Differences between Belgian PT operators about data publishing

by multimob — written on 2024-09-06


It has been almost two years since we started digging into the structure of GTFS files provided by all 4 Belgian PT operators. We observe different practices in the way they publish data.

Time period

NMBS/SNCB creates schedules that are made to last for almost a year. It is a well-established process in the sector that train schedules—that are fairly complicated to elaborate because of international trains—are computed first and shared with regional operators so that they can build their own timetables to create adequate connexions.

TEC will often publish timetables well in advance, that include future route changes. STIB/MIVB and De Lijn seem to stick to a regular publication frequency.

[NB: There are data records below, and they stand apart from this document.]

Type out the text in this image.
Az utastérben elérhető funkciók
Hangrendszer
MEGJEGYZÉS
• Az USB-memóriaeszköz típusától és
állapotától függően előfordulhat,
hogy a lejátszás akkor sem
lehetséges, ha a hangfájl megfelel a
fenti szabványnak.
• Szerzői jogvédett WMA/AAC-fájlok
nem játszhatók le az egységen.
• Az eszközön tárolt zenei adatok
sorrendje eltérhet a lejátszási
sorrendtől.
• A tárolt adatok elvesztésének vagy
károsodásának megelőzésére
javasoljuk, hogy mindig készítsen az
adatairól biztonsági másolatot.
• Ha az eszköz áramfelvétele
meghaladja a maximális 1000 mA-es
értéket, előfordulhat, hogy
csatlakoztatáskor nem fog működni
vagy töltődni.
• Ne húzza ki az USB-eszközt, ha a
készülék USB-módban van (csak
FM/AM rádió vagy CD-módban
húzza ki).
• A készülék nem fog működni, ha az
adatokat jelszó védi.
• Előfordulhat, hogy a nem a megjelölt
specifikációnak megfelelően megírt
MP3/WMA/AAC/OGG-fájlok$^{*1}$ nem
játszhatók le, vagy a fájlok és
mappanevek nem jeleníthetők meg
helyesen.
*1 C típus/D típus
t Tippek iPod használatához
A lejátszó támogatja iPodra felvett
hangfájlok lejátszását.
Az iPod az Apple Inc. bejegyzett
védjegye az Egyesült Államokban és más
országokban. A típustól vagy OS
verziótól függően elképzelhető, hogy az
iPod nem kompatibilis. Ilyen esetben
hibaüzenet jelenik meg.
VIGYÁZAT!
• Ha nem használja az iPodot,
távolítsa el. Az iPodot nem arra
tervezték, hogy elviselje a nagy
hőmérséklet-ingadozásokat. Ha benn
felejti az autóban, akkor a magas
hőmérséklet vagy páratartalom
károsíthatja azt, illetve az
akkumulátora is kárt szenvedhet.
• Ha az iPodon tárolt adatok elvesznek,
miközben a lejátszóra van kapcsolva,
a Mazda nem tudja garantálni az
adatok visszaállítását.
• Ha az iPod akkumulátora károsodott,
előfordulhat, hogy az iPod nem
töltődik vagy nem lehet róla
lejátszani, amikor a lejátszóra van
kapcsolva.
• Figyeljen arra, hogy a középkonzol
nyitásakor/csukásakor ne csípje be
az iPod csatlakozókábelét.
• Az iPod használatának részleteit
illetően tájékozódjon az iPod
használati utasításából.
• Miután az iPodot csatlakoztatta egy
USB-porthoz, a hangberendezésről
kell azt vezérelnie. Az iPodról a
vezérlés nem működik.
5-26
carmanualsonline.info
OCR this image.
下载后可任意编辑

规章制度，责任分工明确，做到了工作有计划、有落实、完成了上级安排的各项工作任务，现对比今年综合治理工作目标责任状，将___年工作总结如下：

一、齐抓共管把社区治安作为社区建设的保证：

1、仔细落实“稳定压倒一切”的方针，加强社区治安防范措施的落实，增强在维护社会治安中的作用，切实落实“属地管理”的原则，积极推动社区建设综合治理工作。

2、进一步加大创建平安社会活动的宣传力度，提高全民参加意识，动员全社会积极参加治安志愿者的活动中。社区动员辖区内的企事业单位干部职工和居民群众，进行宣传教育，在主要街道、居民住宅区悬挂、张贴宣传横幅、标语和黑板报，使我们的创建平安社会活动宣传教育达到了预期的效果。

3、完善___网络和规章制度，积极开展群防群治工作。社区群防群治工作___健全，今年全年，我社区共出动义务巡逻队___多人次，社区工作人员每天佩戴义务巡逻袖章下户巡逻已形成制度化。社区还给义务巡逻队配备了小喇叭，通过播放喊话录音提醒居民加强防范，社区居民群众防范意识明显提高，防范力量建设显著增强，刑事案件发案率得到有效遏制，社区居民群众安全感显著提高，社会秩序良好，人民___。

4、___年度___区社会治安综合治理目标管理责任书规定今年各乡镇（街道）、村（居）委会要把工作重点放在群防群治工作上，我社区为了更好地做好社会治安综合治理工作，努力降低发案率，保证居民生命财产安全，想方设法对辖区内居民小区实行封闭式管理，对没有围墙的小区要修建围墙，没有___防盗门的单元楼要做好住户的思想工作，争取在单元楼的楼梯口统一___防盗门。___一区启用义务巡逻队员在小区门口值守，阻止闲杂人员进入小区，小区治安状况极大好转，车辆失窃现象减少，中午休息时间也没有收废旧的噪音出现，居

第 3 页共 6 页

Nevertheless, we should expect every operator to change timetables fairly abruptly, in case of disruptions.

Stops

Location

STIB/MIVB has the highest accuracy for stop location. However, they have been known for deliberately providing misleading stop locations (by a few metres) in order to make them look good on Google Maps.

TEC and De Lijn provide fairly accurate stop location, usually less than 10 metres from the real location, but rarely very accurate. Another article illustrates occasional fantasies with them.

Names

All the operators provide full names of stops.

NMBS/SNCB and STIB/MIVB operate on multilingual territories. The base name is exclusively in French, but translations in other languages is provided in a separate file.

In bilingual territories or in Flanders, TEC uses a compound name mixing the two languages; we rework it before uploading to OSM. De Lijn has some bilingual stop signs outside Flanders too but the data they publish does not provide those translations.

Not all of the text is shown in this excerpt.